In the end my beliefs of what God is like is that of a parent, he puts some ideals into our heads and lets us run wild without restraint hoping that we will act steadfast to those principles. We can or we can't but he isn't going to make us do either. And this is the reason why I love this song and these idea and keep them close to my heart. True tolerance is tolerance. Period. I'd like to imagine a world where this was true. And that means that because I don't think homosexuality is a way I would want to live my life or my children live theirs I am not a bigot. It also means you shouldn't push that life style on me or my children because they are mine. Like God I will instill ideals in their minds and if they chose to live as a homosexual I will be happy for them. It means that because I don't think dogs should be in the house that I hate dogs, nor do I think you should keep them out of yours.

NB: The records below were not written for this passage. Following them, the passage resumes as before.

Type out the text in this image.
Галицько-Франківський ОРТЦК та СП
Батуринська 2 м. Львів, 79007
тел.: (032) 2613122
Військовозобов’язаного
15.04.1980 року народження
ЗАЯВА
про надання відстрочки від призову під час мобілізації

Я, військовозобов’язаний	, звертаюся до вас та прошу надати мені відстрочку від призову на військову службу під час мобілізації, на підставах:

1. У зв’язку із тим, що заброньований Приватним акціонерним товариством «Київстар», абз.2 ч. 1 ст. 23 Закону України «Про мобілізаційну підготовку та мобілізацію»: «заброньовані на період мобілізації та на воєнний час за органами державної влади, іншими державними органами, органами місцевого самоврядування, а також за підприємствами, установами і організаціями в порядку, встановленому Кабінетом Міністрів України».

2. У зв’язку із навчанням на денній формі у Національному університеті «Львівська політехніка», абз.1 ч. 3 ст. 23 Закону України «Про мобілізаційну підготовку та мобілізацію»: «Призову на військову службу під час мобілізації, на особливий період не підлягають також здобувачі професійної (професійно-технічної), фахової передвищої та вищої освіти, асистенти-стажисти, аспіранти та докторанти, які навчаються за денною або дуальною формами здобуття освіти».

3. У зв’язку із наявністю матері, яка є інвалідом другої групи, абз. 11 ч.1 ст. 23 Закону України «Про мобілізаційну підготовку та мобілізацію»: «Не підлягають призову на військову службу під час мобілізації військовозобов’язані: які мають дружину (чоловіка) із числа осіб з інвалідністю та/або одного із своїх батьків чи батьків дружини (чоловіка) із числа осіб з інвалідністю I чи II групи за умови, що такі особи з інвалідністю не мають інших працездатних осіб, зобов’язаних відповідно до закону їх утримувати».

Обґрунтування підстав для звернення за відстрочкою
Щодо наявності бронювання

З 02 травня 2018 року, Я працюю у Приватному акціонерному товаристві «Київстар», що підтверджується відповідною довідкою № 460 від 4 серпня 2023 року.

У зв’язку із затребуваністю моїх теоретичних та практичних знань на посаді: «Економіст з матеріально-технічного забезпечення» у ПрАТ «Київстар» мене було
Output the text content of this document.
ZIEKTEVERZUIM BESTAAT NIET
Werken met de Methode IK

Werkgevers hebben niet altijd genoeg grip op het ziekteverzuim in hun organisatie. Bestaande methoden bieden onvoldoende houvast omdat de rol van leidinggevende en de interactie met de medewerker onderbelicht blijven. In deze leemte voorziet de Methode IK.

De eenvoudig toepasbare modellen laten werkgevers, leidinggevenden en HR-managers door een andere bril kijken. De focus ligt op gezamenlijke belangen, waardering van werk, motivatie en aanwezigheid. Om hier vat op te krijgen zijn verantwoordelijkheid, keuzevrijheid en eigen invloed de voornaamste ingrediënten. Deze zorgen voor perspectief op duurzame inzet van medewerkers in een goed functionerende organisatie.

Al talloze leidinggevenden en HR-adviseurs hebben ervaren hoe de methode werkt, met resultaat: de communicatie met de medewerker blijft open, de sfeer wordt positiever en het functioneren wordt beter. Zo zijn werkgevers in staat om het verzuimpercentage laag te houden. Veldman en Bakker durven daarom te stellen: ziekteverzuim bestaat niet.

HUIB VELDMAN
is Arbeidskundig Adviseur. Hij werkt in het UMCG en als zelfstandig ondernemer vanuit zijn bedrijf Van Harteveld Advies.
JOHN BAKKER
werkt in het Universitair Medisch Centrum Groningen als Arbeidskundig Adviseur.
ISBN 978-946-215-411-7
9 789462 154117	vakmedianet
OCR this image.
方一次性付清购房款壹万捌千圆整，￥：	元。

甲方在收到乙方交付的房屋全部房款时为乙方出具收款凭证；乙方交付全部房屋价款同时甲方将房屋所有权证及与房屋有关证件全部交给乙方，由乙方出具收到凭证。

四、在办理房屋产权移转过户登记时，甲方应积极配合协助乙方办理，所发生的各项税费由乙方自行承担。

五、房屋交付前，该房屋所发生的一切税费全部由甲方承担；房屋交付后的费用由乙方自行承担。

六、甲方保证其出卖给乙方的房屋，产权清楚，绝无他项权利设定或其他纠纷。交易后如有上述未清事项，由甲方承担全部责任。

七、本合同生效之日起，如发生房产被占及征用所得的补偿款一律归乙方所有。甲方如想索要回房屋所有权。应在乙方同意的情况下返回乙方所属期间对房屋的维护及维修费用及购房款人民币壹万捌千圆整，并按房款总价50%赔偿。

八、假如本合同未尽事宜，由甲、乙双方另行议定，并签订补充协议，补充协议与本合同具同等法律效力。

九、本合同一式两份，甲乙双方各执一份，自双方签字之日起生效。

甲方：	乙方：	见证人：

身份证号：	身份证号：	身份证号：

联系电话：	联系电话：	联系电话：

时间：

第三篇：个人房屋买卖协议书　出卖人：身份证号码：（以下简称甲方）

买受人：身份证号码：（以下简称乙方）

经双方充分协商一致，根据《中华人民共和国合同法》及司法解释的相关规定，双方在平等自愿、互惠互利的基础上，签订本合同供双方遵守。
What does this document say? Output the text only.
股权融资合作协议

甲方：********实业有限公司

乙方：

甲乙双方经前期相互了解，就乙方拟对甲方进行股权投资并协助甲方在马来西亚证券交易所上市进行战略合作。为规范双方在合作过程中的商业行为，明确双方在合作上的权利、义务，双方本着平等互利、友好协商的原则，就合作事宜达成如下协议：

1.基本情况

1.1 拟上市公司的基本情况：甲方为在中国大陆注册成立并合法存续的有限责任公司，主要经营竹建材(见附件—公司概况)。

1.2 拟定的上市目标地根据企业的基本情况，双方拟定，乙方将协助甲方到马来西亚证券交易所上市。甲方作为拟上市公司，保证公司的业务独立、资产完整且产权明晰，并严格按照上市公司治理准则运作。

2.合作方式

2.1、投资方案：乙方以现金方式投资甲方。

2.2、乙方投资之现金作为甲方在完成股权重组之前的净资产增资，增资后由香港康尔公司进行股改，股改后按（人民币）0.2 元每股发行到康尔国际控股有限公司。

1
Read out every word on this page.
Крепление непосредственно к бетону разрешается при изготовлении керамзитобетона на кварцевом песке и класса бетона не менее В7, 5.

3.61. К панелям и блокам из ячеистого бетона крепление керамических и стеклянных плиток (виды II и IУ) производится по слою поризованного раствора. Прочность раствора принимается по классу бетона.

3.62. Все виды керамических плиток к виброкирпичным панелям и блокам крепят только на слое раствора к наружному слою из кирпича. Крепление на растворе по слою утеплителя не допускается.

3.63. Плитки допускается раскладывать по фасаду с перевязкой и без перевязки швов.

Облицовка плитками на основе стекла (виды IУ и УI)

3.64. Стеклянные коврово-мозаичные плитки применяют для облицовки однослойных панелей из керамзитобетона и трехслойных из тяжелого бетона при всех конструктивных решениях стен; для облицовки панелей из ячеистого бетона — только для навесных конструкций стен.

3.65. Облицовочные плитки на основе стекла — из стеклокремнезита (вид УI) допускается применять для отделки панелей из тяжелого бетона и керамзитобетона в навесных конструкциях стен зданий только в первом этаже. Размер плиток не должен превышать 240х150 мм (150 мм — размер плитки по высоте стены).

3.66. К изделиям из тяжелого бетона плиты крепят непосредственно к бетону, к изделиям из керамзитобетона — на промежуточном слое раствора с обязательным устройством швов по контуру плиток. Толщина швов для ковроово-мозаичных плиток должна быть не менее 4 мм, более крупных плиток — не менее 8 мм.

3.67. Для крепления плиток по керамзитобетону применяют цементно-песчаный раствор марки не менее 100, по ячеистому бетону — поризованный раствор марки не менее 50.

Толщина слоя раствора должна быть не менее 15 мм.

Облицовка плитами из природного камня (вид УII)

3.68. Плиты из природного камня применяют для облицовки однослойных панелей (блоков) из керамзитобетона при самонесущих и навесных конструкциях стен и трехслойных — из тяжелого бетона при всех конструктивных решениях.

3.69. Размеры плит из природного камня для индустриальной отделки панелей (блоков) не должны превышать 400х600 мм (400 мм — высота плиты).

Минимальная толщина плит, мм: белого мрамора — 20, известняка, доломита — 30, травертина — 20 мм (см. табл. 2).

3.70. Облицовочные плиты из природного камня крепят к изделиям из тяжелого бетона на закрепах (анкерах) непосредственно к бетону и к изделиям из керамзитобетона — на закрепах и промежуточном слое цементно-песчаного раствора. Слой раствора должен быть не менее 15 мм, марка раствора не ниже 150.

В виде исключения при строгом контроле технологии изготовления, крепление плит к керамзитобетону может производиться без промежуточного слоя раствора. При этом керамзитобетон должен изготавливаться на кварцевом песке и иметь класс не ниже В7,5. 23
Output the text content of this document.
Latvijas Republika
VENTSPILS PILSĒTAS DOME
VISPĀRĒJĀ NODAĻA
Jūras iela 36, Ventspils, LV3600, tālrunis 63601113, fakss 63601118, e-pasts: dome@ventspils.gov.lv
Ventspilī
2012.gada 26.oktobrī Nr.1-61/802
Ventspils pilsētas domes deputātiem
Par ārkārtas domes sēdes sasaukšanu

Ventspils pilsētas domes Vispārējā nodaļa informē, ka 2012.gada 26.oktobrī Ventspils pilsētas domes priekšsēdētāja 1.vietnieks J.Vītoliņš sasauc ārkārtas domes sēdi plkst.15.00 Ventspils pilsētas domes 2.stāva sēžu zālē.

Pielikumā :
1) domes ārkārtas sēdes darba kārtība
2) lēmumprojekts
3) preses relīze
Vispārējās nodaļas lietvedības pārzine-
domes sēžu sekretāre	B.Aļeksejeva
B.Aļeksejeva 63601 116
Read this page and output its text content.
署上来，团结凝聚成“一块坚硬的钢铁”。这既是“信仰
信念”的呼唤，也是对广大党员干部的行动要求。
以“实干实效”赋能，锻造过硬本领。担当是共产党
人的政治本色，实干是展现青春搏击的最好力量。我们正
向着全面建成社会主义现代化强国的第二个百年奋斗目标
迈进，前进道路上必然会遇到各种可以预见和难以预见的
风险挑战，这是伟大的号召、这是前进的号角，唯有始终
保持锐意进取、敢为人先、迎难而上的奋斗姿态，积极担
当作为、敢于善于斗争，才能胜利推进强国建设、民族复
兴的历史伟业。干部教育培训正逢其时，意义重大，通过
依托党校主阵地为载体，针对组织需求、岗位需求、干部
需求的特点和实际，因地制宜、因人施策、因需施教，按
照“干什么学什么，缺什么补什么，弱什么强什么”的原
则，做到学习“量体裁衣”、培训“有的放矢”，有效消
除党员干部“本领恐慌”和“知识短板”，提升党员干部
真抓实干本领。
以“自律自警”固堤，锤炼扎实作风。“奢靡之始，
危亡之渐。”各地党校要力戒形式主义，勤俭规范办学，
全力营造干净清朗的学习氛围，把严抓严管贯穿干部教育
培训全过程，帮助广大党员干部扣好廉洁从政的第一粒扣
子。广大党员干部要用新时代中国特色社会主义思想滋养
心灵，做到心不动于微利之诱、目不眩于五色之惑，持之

Three days ago I was walking down Worth Street here in Manhattan and a man wearing a Texas Rangers hat and jersey was walking in the other direction. In my mind it is fully acceptable to hit that person on the back of the head with a solid steel pipe and watch him fall to the ground. And the reason why is because he is doing it on purpose, he doesn't like the Rangers that much. What he wants to do is start controversy. That man is not unlike the Gays parading down Fifth Avenue shoving their beliefs in our faces or the Muslims trying to build a Mosque when 80% of the people don't want it there. That is not tolerance. That is not trying to live peacefully with one another and that is exactly what Lennon does in "Imagine"
Neil on the other hand leaves it for us all to decide and he does it more beautifully and with more class than any before. He does it coming from a somewhat radical background of political activism but a background devoid of hypocrisy and hatred. A background of true tolerance, from such a background it is no wonder he is such a beautiful man and artist.